Adiòs España, Bom día Portugal – 22.04.2017

 

Auf dem Weg zur Grenze nach Portugal halten wir in Huelva noch kurz für einen Zwischenstop beim Supermarkt und füllen die Vorräte auf.
Der Weg führt uns entlang der Autobahn 49 über eine lange Brücke. Der Fluss Guadiana bildet eine natürliche Grenze zwischen beiden Ländern. In Portugal kommen wir gleich an einer Maut-Registrierungsstelle an. Man bezahlt hier 60 Cent als „Anmeldegebühr“ und das Kennzeichen sowie eine Kreditkarte müssen registriert werden. Damit sollen weitere Autobahnfahrten ganz bequem und automatisch abgewickelt werden können. Per Scanner wird das Nummernschild des Autos an den Auf- und Abfahrten aufgenommen und die Maut wird anschließend von der Kreditkarte abgebucht. Normalerweise umgehen wir ja mautpflichtige Straßen in der Regel, aber da man an der Registrierung nicht vorbei kommt…

So fahren wir jetzt also in Portugal durch die Gegend.
Über’s Radio kriegen wir gleich mal einen Eindruck von der Sprache und sind überracht, wie verschieden portugiesisch zum spanischen ist. Vor allem die Aussprache erinnert uns eher an russisch als an spanisch. Wenigstens reden die Portugiesen wieder etwas langsamer als ihre iberischen Nachbarn, so dass man tatsächlich einzelne Worte erkennen kann…

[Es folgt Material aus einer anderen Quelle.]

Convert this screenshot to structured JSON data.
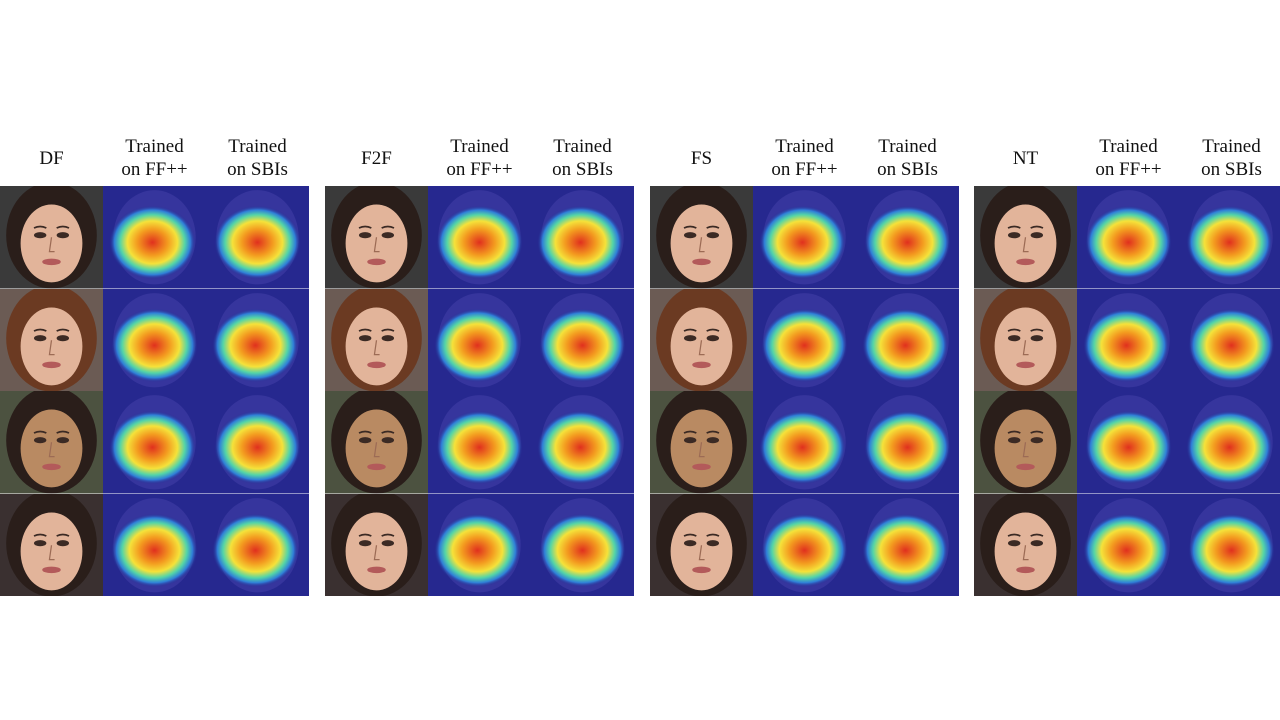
{
  "groups": [
    {
      "method": "DF",
      "col_ffpp": [
        "Trained",
        "on FF++"
      ],
      "col_sbi": [
        "Trained",
        "on SBIs"
      ]
    },
    {
      "method": "F2F",
      "col_ffpp": [
        "Trained",
        "on FF++"
      ],
      "col_sbi": [
        "Trained",
        "on SBIs"
      ]
    },
    {
      "method": "FS",
      "col_ffpp": [
        "Trained",
        "on FF++"
      ],
      "col_sbi": [
        "Trained",
        "on SBIs"
      ]
    },
    {
      "method": "NT",
      "col_ffpp": [
        "Trained",
        "on FF++"
      ],
      "col_sbi": [
        "Trained",
        "on SBIs"
      ]
    }
  ],
  "colors": {
    "heat_bg": "#26288f",
    "hair_dark": "#2a1e1a",
    "hair_brown": "#6b3a22",
    "skin_light": "#e2b49a",
    "skin_tan": "#b98a62"
  }
}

Hier im Süden – an der bekannten Algarve – halten wir zunächst in Altura. Auf einem großen Parkplatz direkt am Strand parken wir unseren Willi ab und erkunden die Gegend. Dabei erhalten wir noch den freundlichen Hinweis einer „Nachbarin“, dass wir hier unbedingt darauf achten müssten, kein „Campingverhalten“ an den Tag zu legen. Hier an der Algarve tummeln sich Unmengen von Wohnmobilen – vor allem französischer Herkunft. Die Einheimischen haben von den überall kostenfrei rumstehenden Campern die Nase voll und so räumt die Polizei gern mal die Plätze und verteilt auch Strafzettel mit bis zu 400 € Bußgeld. Grundsätzlich wird das kurzzeitige Übernachten auf Parkplätzen von den Behörden ja geduldet aber manche überreizen die Situation ganz schön – angefangen mit monatelangen Stehzeiten bis hin zur Errichtung eigener kleiner Gärten… Vor allem Rentner verbringen den Winter gern hier unten und nisten sich demzufolge entsprechend ein. Leider nutzen sie die Großzügigkeit der Einheimischen unserer Meinung nach zu sehr aus, so dass wohl irgendwann überall das Parken über Nacht verboten wird. In Australien und Neuseeland ist es ja jetzt schon so… Und dann kommt bei vielen von Ihnen noch das bekannte „Ich muss mich hier nicht anpassen“-Verhalten dazu. Vor allem unsere französischen Nachbarn bevorzugen doch lieber die eigene Sprache. Nicht mal ein Hallo oder Danke kommt ihnen in portugiesisch über die Lippen… ständig hört man nur „bonjour“… wir sind in Portugal!

Naja, nach einem schönen Tag am Strand reisen wir weiter – und zwar weg von der überfüllten Algarve – ins Hinterland. In Alcoutim, ca. 45 km nördlich der Küste und wieder am Ufer der Guadiana finden wir einen kleinen Grenzort, wo wir einen Stellplatz finden und die Gegend erkunden können. Hier im Ort kann man mit einer Fähre für 2 € „Einmal Spanien und zurück“ buchen. Wir wandern ein bisschen durch die Gegend und lernen dabei Sarah und David aus London kennen. Den Abend verbringen wir vier im Willi. Die zwei bringen einen leckeren Portwein mit und wir steuern noch Käse, Oliven und Nüsse bei. Die zwei reisen seit 6 Jahren per Wohnmobil durch Europa. Vor allem in Spanien und Portugal kennen sie sich richtig gut aus. So bekommen wir von den beiden gleich mal ein paar Reiseziele empfohlen. Vor allem die sogenannten Barragems – Stauseen sollen wir uns ansehen. Bei dem aktuell sehr warmen Wetter drängt sich so ein Stausee zum Abkühlen ja geradzu auf. Wir verabreden schließlich, dass wir uns am nächsten Tag am Barragem da Tapada Grand in Sao Domingo wieder treffen.